For $n=3$ you have shown that $7$ is a factor and since $2^{2p} \equiv 1 \pmod 3$ you know $3$ is a factor. Since $2^8+2^4+1 \gt 21$ there is another. Now you have at least three prime factors. That settles $n=3$, but not higher $n$. You don't have to find $13$, you just need to show there is another factor.

Answer 2

We start with $x^4+x^2+1=\left(x^2+1\right)^2-x^2=\left(x^2-x+1\right)\left(x^2+x+1\right)$. Thus, we can proceed by induction (on $n$) that $2^{2^n}+2^{2^{n-1}}+1$ has at least $n$ prime factors. For $n=1$, there is nothing to prove. Suppose the statement is true for $n=k$ for some $k\in\mathbb{N}$. Then, for $n=k+1$, $$2^{2^{k+1}}+2^{2^k}+1=\left(2^{2^k}-2^{2^{k-1}}+1\right)\left(2^{2^k}+2^{2^{k-1}}+1\right)\,.$$ By the induction hypothesis, $2^{2^k}+2^{2^{k-1}}+1$ has $k$ prime factors. Furthermore, $2^{2^k}-2^{2^{k-1}}+1>1$ has at least one prime factor.

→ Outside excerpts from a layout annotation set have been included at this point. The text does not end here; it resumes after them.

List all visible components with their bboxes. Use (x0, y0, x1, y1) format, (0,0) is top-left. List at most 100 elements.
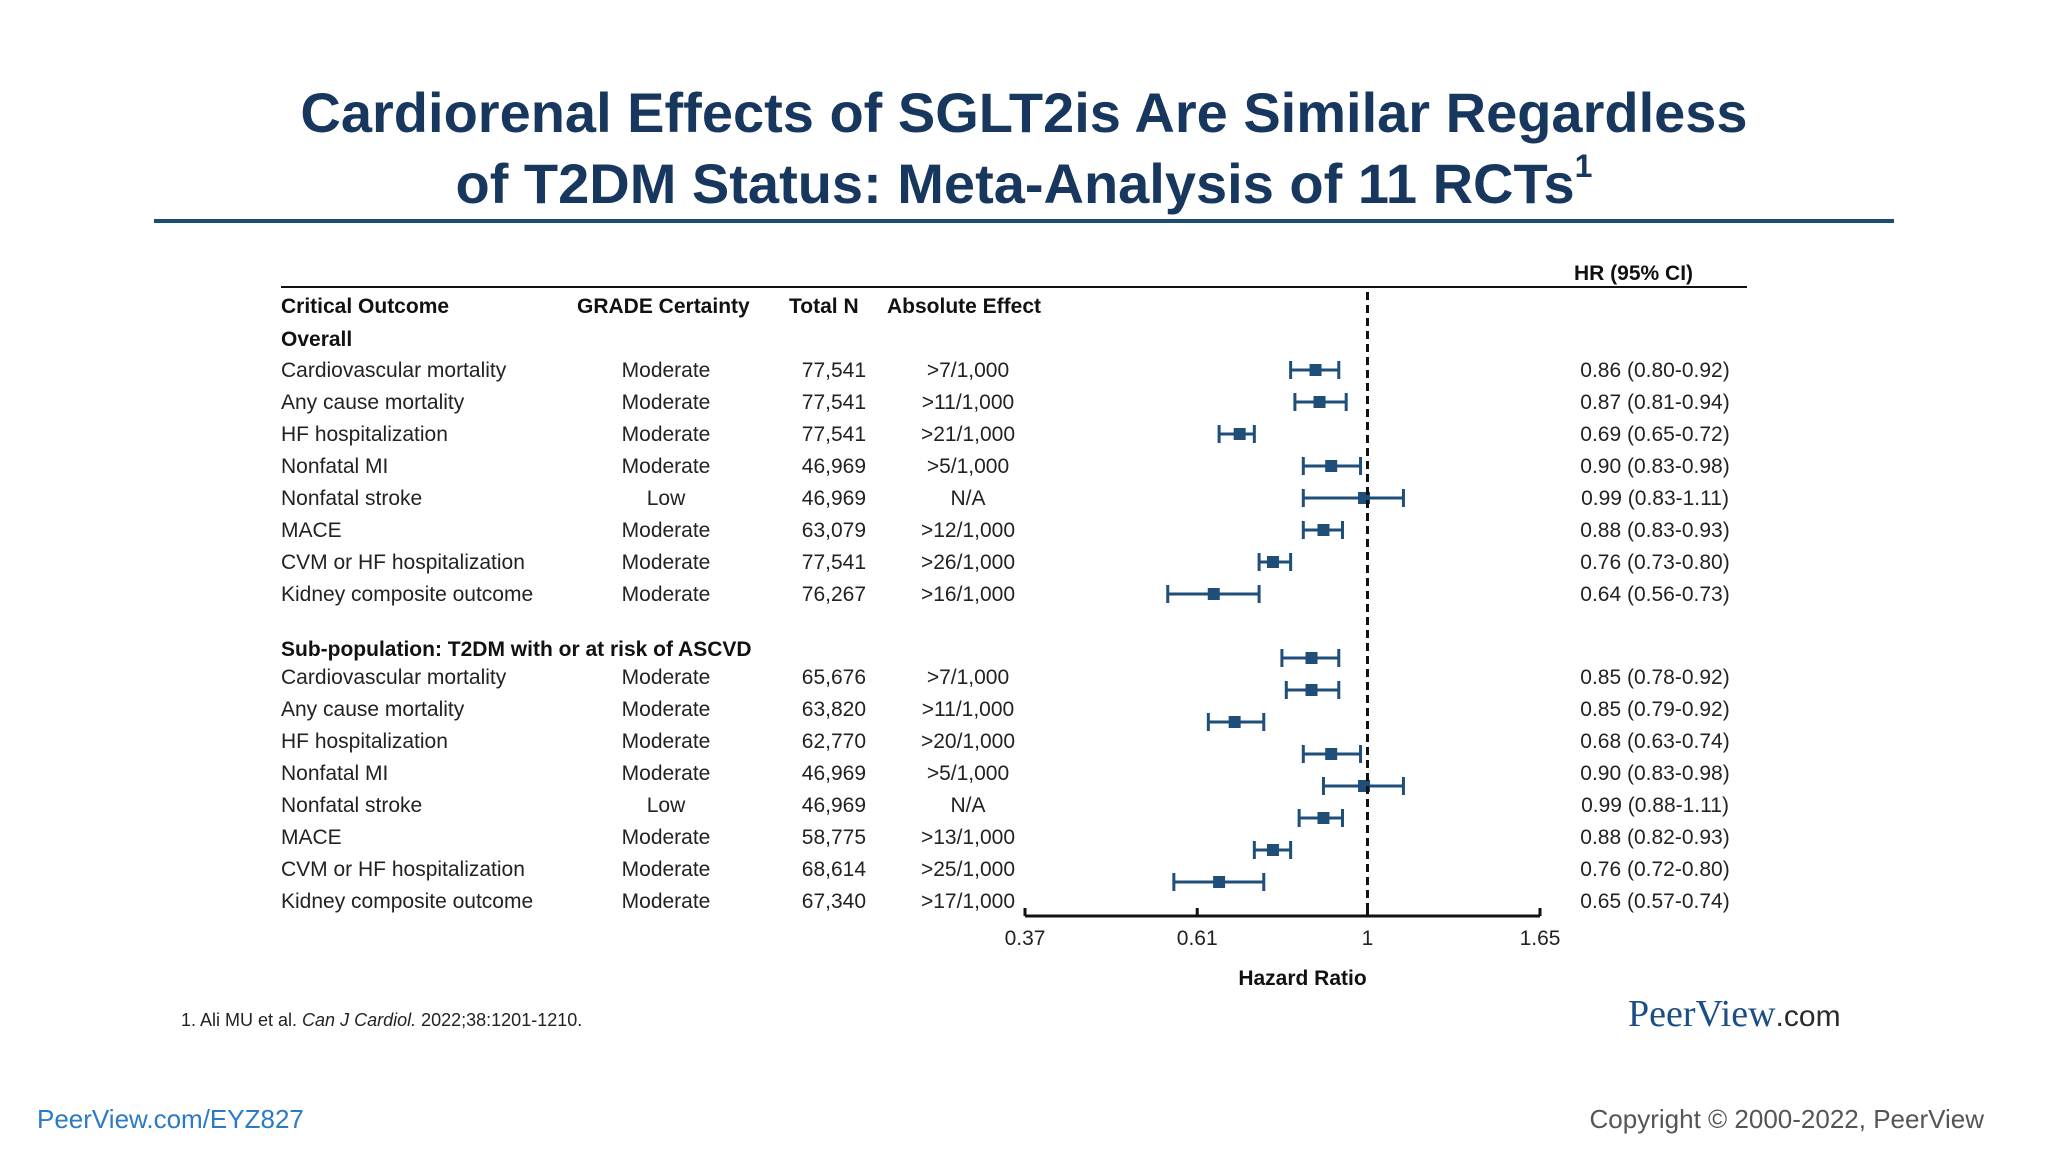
row-hr-ci: 0.85 (0.79-0.92) (1580, 698, 1730, 721)
row-absolute-effect: >11/1,000 (921, 391, 1015, 414)
point-estimate (1317, 524, 1330, 536)
row-total-n: 65,676 (801, 666, 866, 689)
section-label: Sub-population: T2DM with or at risk of … (281, 638, 752, 661)
peerview-logo: PeerView.com (1628, 992, 1841, 1036)
row-absolute-effect: >16/1,000 (920, 583, 1015, 606)
row-outcome: CVM or HF hospitalization (281, 551, 525, 574)
program-url-link[interactable]: PeerView.com/EYZ827 (37, 1104, 304, 1134)
row-outcome: HF hospitalization (281, 423, 448, 446)
header-absolute-effect: Absolute Effect (887, 295, 1042, 318)
row-outcome: Cardiovascular mortality (281, 666, 507, 689)
row-outcome: MACE (281, 519, 342, 542)
row-absolute-effect: N/A (950, 487, 986, 510)
copyright-text: Copyright © 2000-2022, PeerView (1589, 1104, 1984, 1134)
row-grade: Moderate (621, 519, 711, 542)
row-outcome: Nonfatal MI (281, 455, 389, 478)
point-estimate (1233, 428, 1246, 440)
row-grade: Moderate (621, 762, 711, 785)
row-grade: Moderate (621, 730, 711, 753)
point-estimate (1325, 460, 1338, 472)
row-grade: Moderate (621, 359, 711, 382)
row-outcome: HF hospitalization (281, 730, 448, 753)
row-total-n: 46,969 (801, 455, 866, 478)
row-outcome: Any cause mortality (281, 698, 465, 721)
point-estimate (1213, 876, 1226, 888)
row-hr-ci: 0.99 (0.83-1.11) (1581, 487, 1729, 510)
row-outcome: Kidney composite outcome (281, 890, 534, 913)
x-axis-label: Hazard Ratio (1238, 967, 1366, 990)
row-grade: Moderate (621, 551, 711, 574)
row-grade: Moderate (621, 826, 711, 849)
row-outcome: CVM or HF hospitalization (281, 858, 525, 881)
row-hr-ci: 0.68 (0.63-0.74) (1580, 730, 1730, 753)
header-grade-certainty: GRADE Certainty (577, 295, 750, 318)
row-hr-ci: 0.69 (0.65-0.72) (1580, 423, 1730, 446)
row-absolute-effect: >5/1,000 (926, 455, 1010, 478)
point-estimate (1207, 588, 1220, 600)
row-total-n: 63,079 (801, 519, 866, 542)
row-total-n: 67,340 (801, 890, 866, 913)
footnote-journal: Can J Cardiol. (302, 1010, 417, 1030)
row-grade: Low (646, 794, 686, 817)
slide-title-line-2-text: of T2DM Status: Meta-Analysis of 11 RCTs (455, 152, 1575, 215)
row-grade: Moderate (621, 858, 711, 881)
row-total-n: 77,541 (801, 551, 866, 574)
point-estimate (1266, 844, 1279, 856)
row-absolute-effect: >12/1,000 (920, 519, 1015, 542)
row-grade: Moderate (621, 423, 711, 446)
header-total-n: Total N (789, 295, 859, 318)
row-hr-ci: 0.86 (0.80-0.92) (1580, 359, 1730, 382)
footnote: 1. Ali MU et al. Can J Cardiol. 2022;38:… (181, 1010, 582, 1031)
x-tick-label: 1 (1362, 927, 1374, 950)
row-outcome: Any cause mortality (281, 391, 465, 414)
row-total-n: 46,969 (801, 762, 866, 785)
row-hr-ci: 0.88 (0.82-0.93) (1580, 826, 1730, 849)
x-tick-label: 0.61 (1177, 927, 1218, 950)
section-label: Overall (281, 328, 353, 351)
row-hr-ci: 0.76 (0.73-0.80) (1580, 551, 1730, 574)
row-absolute-effect: >13/1,000 (920, 826, 1015, 849)
brand-name: PeerView (1628, 993, 1776, 1035)
row-total-n: 58,775 (801, 826, 866, 849)
header-critical-outcome: Critical Outcome (281, 295, 450, 318)
slide-title-line-1: Cardiorenal Effects of SGLT2is Are Simil… (300, 81, 1748, 144)
row-absolute-effect: N/A (950, 794, 986, 817)
row-grade: Moderate (621, 698, 711, 721)
x-tick-label: 1.65 (1520, 927, 1561, 950)
point-estimate (1325, 748, 1338, 760)
row-absolute-effect: >5/1,000 (926, 762, 1010, 785)
row-outcome: Nonfatal stroke (281, 794, 423, 817)
row-absolute-effect: >25/1,000 (920, 858, 1015, 881)
row-hr-ci: 0.99 (0.88-1.11) (1581, 794, 1729, 817)
row-hr-ci: 0.76 (0.72-0.80) (1580, 858, 1730, 881)
table-top-rule (281, 286, 1747, 288)
row-total-n: 77,541 (801, 391, 866, 414)
row-hr-ci: 0.90 (0.83-0.98) (1580, 455, 1730, 478)
point-estimate (1309, 364, 1322, 376)
row-outcome: MACE (281, 826, 342, 849)
point-estimate (1317, 812, 1330, 824)
title-divider (154, 219, 1894, 223)
row-absolute-effect: >21/1,000 (920, 423, 1015, 446)
footnote-suffix: 2022;38:1201-1210. (416, 1010, 583, 1030)
row-absolute-effect: >11/1,000 (921, 698, 1015, 721)
row-grade: Moderate (621, 391, 711, 414)
row-absolute-effect: >7/1,000 (926, 666, 1010, 689)
row-total-n: 77,541 (801, 359, 866, 382)
row-outcome: Nonfatal stroke (281, 487, 423, 510)
row-total-n: 68,614 (801, 858, 866, 881)
row-outcome: Nonfatal MI (281, 762, 389, 785)
point-estimate (1228, 716, 1241, 728)
row-outcome: Kidney composite outcome (281, 583, 534, 606)
point-estimate (1305, 684, 1318, 696)
row-absolute-effect: >7/1,000 (926, 359, 1010, 382)
row-total-n: 62,770 (801, 730, 866, 753)
row-absolute-effect: >20/1,000 (920, 730, 1015, 753)
row-grade: Moderate (621, 455, 711, 478)
point-estimate (1313, 396, 1326, 408)
row-total-n: 63,820 (801, 698, 866, 721)
row-grade: Moderate (621, 890, 711, 913)
x-tick-label: 0.37 (1005, 927, 1046, 950)
row-grade: Low (646, 487, 686, 510)
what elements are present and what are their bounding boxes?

Hence, $2^{2^{k+1}}+2^{2^k}+1$ has at least $k+1$ prime factors. We are done.

Answer 3

You could substitute $2^{2^{n-2}}$ for a letter, say $a$ and prove that $a^4+a^2+1$ is divisible by $a^2+a+1$ using polynomial long division. More info here: https://en.m.wikipedia.org/wiki/Polynomial_long_division

This way, you can prove that there is another factor added for every increase in an $n$ value.